Unbedingt empfehlenswert ist die große Rothko-Retrospektive in der Hamburger Kunsthalle. Soviele Rothkos werden nicht mehr zu einer Ausstellung zusammenkommen, dafür sind die Werke des amerikansichen Künstlers, der 1970 in seinem Atelier Selbstmord beging, viel zu teuer geworden. In Hamburg lässt sich die Genese eines Malers von expressionistischen Anfängen in den dreißiger Jahren gut studieren. Immer wieder malt Rothko Menschen in der New Yorker U-Bahn, die Gesichter sind schon verwischt. In den 40er Jahren folgen große mythologische Entwürfe, höchst dynamische Tableaus, bevor dann die Farbe leuchtet in den zumeist großformatigen Arrangements, die auf dem Kunstmarkt mittlerweile Höchstpreise erzielen.

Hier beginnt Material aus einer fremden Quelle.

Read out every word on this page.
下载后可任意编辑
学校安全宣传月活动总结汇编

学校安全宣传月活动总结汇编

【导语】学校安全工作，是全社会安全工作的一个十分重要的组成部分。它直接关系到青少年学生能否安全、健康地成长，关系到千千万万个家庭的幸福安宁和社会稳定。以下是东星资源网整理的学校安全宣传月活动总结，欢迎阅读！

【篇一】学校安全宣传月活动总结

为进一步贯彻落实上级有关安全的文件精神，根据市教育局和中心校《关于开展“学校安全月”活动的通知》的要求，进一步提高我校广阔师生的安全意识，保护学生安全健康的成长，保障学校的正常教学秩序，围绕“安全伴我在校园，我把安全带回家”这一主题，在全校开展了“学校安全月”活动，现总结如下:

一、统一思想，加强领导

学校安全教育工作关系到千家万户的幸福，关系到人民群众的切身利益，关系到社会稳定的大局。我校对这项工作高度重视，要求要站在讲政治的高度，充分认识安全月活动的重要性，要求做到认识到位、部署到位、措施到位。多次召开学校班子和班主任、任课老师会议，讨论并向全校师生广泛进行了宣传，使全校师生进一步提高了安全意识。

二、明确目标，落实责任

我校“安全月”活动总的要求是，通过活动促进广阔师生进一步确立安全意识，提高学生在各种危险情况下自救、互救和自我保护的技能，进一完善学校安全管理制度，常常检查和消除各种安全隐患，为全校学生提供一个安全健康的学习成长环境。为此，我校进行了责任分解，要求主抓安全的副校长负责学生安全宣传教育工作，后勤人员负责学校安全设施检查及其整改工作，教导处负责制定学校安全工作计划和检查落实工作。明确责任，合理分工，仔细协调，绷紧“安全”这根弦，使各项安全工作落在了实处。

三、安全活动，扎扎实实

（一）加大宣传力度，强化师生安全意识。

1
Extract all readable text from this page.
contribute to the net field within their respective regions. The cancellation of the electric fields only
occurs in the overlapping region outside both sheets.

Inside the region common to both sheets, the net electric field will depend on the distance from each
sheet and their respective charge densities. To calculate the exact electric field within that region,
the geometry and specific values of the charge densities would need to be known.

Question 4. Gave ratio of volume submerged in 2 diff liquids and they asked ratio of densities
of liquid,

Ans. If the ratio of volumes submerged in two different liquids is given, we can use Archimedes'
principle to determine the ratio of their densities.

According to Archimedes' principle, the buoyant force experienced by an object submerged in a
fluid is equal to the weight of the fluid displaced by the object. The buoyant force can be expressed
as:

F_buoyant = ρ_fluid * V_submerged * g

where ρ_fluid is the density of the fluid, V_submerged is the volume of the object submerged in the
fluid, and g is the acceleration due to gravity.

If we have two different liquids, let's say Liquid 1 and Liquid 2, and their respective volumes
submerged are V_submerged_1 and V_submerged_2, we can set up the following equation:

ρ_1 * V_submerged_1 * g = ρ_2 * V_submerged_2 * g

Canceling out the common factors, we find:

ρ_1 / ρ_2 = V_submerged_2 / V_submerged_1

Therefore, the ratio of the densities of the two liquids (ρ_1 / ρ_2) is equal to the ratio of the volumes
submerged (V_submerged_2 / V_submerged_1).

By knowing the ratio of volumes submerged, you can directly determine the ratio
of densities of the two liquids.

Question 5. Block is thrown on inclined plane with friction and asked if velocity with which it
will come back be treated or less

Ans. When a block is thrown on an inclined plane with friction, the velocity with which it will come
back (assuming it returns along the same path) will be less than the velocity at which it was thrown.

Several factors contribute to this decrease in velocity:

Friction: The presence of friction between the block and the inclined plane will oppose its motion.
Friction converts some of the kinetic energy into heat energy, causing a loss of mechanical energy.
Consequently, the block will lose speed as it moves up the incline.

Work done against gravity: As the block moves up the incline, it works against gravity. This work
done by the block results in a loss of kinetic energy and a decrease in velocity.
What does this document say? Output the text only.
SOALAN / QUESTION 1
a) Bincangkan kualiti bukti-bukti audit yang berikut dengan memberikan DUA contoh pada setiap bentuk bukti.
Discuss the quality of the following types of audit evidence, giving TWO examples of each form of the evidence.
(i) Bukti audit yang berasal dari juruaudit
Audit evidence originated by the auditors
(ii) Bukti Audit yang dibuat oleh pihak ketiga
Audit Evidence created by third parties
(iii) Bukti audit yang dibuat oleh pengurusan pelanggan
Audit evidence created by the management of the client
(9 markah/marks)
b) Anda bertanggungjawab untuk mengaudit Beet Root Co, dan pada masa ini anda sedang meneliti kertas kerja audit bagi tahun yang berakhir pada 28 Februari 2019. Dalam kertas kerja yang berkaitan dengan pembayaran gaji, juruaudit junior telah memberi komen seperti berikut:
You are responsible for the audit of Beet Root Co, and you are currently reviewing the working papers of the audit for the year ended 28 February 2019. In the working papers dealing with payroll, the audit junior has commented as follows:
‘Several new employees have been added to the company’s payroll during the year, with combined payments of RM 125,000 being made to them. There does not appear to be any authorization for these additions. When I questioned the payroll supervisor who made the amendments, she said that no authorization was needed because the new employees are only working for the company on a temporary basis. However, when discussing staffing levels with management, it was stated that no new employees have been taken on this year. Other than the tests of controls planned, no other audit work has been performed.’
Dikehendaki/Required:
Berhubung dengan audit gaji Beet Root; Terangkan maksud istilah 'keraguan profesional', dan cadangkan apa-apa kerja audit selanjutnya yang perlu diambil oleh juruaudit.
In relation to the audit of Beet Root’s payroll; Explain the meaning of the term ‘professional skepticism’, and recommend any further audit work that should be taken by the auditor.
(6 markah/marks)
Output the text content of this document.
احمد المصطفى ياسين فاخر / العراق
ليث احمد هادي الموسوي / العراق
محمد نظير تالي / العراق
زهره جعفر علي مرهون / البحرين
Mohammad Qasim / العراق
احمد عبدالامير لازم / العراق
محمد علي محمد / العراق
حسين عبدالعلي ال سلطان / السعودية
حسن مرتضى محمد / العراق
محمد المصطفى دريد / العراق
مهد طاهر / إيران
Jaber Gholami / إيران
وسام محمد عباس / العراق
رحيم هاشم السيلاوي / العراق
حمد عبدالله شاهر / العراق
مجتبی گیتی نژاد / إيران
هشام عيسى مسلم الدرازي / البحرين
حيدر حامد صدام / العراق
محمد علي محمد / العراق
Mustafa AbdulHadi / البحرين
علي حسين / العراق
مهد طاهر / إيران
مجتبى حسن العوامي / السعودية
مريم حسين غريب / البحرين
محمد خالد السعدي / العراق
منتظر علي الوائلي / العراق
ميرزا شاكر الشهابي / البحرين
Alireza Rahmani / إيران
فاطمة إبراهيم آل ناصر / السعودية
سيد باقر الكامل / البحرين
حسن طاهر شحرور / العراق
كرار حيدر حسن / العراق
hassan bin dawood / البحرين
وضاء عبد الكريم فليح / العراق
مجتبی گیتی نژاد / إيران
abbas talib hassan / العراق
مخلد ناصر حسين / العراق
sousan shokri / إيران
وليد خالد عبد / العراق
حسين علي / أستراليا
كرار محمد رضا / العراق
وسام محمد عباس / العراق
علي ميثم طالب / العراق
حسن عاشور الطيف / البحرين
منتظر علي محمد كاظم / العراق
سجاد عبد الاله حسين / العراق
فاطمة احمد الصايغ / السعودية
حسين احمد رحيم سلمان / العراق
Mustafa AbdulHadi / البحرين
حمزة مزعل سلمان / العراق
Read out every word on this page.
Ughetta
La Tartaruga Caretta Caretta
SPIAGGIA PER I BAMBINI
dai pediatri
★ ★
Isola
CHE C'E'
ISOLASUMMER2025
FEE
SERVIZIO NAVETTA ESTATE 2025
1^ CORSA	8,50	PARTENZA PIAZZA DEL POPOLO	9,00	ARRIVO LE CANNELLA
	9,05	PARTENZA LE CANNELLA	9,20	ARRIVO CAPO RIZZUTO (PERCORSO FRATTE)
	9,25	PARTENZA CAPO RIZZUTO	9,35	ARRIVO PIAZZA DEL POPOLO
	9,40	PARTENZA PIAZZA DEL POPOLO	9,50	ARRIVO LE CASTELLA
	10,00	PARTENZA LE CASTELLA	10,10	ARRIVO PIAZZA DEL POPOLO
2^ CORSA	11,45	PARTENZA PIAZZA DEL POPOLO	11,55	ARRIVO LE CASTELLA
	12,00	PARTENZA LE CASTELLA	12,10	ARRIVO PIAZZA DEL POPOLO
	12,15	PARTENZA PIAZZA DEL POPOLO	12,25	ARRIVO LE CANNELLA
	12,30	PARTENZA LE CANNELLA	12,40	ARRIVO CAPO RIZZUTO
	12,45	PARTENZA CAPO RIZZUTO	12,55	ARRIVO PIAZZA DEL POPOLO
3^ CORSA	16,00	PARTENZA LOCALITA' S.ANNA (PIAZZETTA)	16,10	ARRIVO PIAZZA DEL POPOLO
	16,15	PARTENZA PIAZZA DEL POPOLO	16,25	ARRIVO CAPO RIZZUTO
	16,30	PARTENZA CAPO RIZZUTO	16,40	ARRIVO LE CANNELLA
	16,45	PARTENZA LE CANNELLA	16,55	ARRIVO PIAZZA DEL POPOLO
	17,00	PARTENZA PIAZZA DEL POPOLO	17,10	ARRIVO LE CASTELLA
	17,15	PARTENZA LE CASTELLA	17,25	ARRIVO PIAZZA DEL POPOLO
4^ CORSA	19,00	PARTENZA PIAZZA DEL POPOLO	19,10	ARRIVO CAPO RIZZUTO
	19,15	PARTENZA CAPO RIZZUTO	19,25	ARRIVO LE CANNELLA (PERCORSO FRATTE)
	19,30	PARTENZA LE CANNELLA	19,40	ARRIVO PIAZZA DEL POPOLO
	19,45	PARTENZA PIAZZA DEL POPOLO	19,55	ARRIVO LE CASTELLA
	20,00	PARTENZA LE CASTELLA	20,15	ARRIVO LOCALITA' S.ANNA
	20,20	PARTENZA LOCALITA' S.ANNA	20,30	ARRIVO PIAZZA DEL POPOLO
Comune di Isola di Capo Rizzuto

Mit einem Label wie “Abstrakter Expressionismus” kommt man bei Rothko nicht viel weiter: selten strahlte Farbe so konkret und autonom und schon wieder fast überirdisch wie in diesen Gemälden, von denen etwas nachhaltig Existentielles ausgeht: “Ich bin kein Abstraktionist. Mich interessiert nicht das Verhältnis von Farbe und Form oder irgend so etwas. Mich interessiern nur die grundlegenden menschlichen Emotionen: Tragödie, Ekstase, Schicksal”. Davon kann man sich in Hamburg überzeugen. Bis 24. August.